In its full glory, the definition of .AP is about three times
the length of .AS.  Needless to say that such stuff breaks
horribly when run through nroff.  Even with the latest version
of groff, that is.

> or a consumer of man pages who values presentation rather than the
> ability to look at man pages on small phone screens (one of the cited
> advantages of using html).

So, my point is that while the theoretical possibility of hindering
high-quality typesetting of manuals does exist, that problem hardly
occurs in practice, while crappy code breaking even plain terminal
output is everyday business.  The poor consumer, as a rule, will
have no idea what is going on and rather throw their hands up in
dismay than ask for the finer points of typography.

That said, maybe i would still like to preserve the option to write
really good stuff, involving careful use of .ie t ... .el, which is
harder than it sounds.  Even though it hardly ever happens in practice.

> This seems to be the difference between Ingo and Eric's approach.

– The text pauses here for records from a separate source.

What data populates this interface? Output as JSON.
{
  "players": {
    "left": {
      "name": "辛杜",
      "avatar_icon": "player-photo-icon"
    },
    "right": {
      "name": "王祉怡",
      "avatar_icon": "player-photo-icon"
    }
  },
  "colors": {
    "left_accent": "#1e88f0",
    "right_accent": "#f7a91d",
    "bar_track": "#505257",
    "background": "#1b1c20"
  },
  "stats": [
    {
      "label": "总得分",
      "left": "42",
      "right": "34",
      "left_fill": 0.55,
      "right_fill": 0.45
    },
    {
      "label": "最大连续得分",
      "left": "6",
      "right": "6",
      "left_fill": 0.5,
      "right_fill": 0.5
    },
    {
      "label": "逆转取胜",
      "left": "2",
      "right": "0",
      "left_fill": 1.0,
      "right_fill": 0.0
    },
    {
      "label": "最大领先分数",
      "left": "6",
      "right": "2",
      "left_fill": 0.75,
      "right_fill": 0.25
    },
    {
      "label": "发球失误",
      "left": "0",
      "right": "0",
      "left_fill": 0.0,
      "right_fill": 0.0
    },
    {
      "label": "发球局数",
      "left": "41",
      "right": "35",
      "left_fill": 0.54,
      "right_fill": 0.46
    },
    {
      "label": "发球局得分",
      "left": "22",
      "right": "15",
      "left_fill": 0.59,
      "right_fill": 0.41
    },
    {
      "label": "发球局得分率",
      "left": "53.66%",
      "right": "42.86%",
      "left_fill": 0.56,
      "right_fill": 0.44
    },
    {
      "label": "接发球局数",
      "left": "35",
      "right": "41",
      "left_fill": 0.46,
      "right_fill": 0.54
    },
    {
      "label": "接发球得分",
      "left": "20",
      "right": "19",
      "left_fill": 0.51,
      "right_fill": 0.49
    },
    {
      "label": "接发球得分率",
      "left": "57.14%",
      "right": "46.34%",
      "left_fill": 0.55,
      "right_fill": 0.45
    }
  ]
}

It's not the only difference.  Maybe the other one is even more
important:  Eric thinks that man(7) stands a chance to become
the semantic manual markup language of the future (even though
traditional man(7) contained almost no semantic macros whatsoever
and even though man-ext adoption, so far, is negligible), while
i think that it would be best for the future of man(7) to
deprecate man-ext and maintain it as a purely backward-compat
tool to render legacy manuals.

> Ingo is correct in saying we should be trying to win hearts and minds
> of man page authors to use macros which include semantic information,
> but Eric says we must stop any man pages which include presentation
> markup which Doclifter specifically can't handle, from being
> displayable by groff.  The choice then is either those naughty man
> pages get re-written, or they die since neither groff, Doclifter nor
> mdoc can display them.  Either way, Doclifter can then claim to be
> 100% compatible with all man pages which it is possible to display.

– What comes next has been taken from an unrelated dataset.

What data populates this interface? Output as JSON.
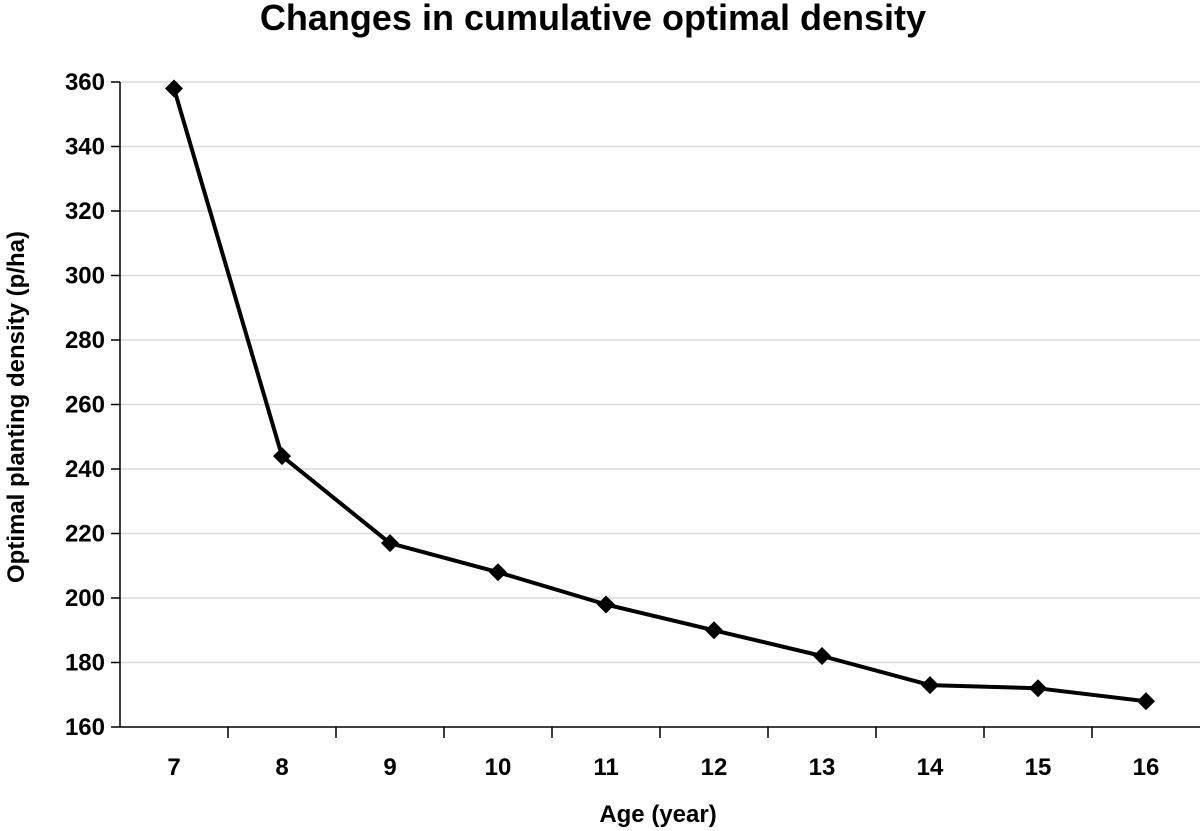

Ouch, that's somewhat distorted.  Eric has already won quite a few
hearts to avoid abuse of low-level hacks that hinder semantic
analysis (and believe me, such hacks are typically not typographical
masterpieces, but instead they usually hinder portability and
sometimes clean terminal rendering just as much as semantic analysis).
Eric doesn't want to deprecate the worst low-level hacks because
Doclifter is deficient, but because *no* program will be able to
make head or tail of such stuff.  And the pages will not need to
be rewritten, only patched.  Usually, such patches are rather small.
And the goal isn't to let Doclifter look like a hero, but to have
manuals that allow all of the following: (1) clean rendering to the
terminal  (2) produce fine typography with troff  (3) portability
and (4) allowing semantic analysis.  Other tools will profit *more*
than Doclifter because they contain less artificial intelligence.

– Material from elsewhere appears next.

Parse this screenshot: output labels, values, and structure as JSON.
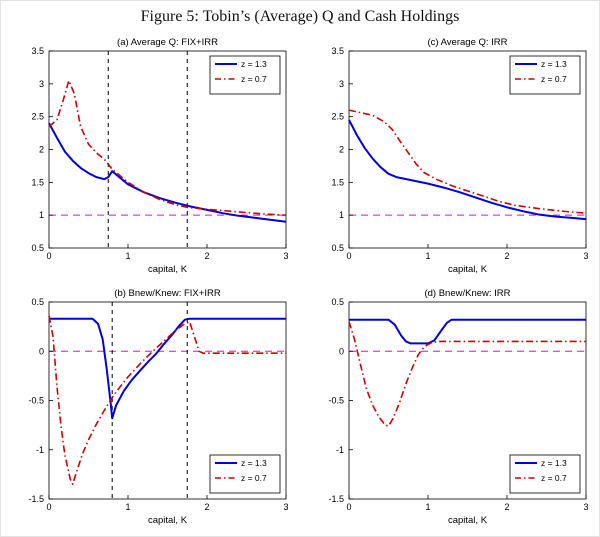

It is clear that restricting abuse of low-level hacks in manuals
would help to improve the average formatting quality of manuals
across *all* output media, and that it would be much harder to
archieve as much without any enforcement.  I'm not completely
sure it should be done, it feels a bit strange, as i said, a bit
like a technical solution to a social problem, but the suggestion
is clearly neither absurd nor selfish.